As constantes ameaças à liberdade de expressão no mundo e também no Brasil, inclusive versando sobre novas perspectivas em que esse tema se revela, exigem das sociedades um debate constante e uma árdua defesa da democracia e da liberdade contra estados ou instituições com viés autoritário, daí o importante papel que deve ser constantemente realizado pelas cortes internacionais de direitos humanos para garantir a liberdade de expressão direta e indiretamente, proteger os discursos e seus interlocutores e estabelecer standards claros de proteção e de limites do exercício da liberdade de expressão.

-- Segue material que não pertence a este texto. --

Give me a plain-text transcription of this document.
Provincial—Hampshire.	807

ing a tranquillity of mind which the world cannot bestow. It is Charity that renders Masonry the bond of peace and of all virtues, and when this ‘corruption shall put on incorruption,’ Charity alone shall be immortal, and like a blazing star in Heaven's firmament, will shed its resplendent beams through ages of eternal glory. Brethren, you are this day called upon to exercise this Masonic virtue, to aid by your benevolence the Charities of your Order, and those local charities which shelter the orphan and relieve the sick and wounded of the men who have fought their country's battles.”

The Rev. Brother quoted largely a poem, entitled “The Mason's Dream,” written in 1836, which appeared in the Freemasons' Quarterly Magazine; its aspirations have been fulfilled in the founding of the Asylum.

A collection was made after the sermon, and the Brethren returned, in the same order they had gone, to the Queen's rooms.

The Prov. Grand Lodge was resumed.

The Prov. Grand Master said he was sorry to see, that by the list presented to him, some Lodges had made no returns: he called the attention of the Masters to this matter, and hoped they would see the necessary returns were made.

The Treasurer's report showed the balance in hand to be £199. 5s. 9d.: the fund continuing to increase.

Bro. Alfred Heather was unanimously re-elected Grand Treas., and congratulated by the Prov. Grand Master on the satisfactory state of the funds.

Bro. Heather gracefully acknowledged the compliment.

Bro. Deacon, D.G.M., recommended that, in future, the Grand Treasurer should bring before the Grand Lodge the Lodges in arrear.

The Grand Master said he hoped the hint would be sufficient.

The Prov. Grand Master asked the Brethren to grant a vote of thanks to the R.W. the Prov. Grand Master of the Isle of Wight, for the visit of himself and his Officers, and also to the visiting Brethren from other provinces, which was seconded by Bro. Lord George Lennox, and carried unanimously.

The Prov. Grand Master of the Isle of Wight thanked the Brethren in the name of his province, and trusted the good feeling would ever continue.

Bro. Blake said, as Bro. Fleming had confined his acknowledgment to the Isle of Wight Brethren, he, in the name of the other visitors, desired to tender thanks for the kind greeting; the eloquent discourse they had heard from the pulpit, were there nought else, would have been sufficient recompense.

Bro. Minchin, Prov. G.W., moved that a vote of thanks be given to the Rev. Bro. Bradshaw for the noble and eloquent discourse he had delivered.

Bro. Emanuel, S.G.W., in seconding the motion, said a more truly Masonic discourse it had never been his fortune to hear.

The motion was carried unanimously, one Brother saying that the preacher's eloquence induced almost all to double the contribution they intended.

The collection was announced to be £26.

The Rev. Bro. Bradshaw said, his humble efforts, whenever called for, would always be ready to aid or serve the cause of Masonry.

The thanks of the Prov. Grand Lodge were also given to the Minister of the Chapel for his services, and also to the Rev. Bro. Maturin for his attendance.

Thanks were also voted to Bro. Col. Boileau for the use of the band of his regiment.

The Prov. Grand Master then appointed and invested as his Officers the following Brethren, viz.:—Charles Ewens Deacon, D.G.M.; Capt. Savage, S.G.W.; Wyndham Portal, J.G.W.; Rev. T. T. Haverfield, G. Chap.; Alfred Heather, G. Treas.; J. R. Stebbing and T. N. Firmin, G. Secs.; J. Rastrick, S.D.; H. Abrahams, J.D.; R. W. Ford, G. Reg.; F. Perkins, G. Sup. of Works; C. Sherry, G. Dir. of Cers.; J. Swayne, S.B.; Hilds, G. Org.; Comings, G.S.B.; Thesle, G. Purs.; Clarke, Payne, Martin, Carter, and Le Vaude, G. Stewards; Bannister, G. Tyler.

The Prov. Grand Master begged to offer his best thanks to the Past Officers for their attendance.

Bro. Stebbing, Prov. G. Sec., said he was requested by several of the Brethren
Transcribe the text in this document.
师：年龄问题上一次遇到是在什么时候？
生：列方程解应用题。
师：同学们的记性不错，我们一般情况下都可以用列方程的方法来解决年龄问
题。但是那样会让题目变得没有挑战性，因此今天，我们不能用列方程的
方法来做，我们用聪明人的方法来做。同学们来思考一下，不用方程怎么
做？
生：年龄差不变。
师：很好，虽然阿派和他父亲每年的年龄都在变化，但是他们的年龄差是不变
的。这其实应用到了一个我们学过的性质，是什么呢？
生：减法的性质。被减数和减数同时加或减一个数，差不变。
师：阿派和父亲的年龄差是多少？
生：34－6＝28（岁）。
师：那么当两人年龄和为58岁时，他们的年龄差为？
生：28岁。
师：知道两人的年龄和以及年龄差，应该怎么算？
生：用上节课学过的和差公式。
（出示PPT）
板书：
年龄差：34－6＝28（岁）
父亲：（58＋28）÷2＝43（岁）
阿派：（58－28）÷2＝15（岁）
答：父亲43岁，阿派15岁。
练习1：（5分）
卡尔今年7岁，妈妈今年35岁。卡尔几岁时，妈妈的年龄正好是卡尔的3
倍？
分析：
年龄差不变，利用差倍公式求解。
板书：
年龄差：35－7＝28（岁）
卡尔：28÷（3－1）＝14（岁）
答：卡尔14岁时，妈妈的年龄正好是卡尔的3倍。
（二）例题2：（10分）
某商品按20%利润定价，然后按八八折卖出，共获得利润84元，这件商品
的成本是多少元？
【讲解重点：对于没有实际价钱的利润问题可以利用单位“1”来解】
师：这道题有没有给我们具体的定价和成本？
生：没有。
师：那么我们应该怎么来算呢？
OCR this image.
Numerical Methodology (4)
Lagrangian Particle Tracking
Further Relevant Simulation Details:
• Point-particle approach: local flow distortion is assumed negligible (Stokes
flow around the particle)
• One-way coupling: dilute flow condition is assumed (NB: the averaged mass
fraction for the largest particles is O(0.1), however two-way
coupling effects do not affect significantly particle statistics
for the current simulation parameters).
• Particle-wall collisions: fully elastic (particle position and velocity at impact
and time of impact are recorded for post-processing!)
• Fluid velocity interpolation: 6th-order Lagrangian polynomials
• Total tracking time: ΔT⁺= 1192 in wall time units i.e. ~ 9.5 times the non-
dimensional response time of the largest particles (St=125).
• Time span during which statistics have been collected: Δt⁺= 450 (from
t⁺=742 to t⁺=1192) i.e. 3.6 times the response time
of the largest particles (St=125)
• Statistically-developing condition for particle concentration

Em um ano em que a liberdade de expressão ficou sob os holofotes no mundo também no prêmio Nobel da paz[4], em tempos em que acadêmicos estão tendo suas críticas contra o governo e instituições questionadas e investigadas[5], cabe a todos nós a reflexão constante sobre os princípios democráticos, sobre a liberdade e sobre qual é o nosso papel nesse contexto. Devemos nos calar ou abrir, além dos olhos, a boca?

 


 

[1] BUCCI, Daniela. Direito Eleitoral e Liberdade de Expressão: Limites Materiais. 1a. ed. São Paulo: Almedina Brasil Ltda, 2018. 442p

[2] Ler interessante artigo sobre o caso: TORRES, Paula Ritzmann. O Caso Álvarez Ramos vs. Venezuela: limites à tutela penal da honra e da liberdade de expressão e crítica. In: Boletim do Instituto Brasileiro de Ciências Criminais (IBCCRIM). ANO 27 – Nº 327 – FEVEREIRO/2020, p. 2249-2252.

[3] Conferir inúmeros casos analisados a respeito do tema. BUCCI, Daniela. Direito Eleitoral e Liberdade de Expressão: Limites Materiais. 1a. ed. São Paulo: Almedina Brasil Ltda, 2018. 442p.

[4] O Prêmio Nobel da Paz foi atribuído aos jornalistas Maria Ressa e Dmitry Muratov em reconhecimento da luta em defesa da liberdade de expressão nas Filipinas e na Rússia, reforçando o papel da liberdade de expressão e de imprensa no processo de desenvolvimento das sociedades e do indivíduo.

[5] Para exemplicar, o caso do professor de Direito Constitucional da Universidade do Estado de São Paulo (USP) Conrado Hübner.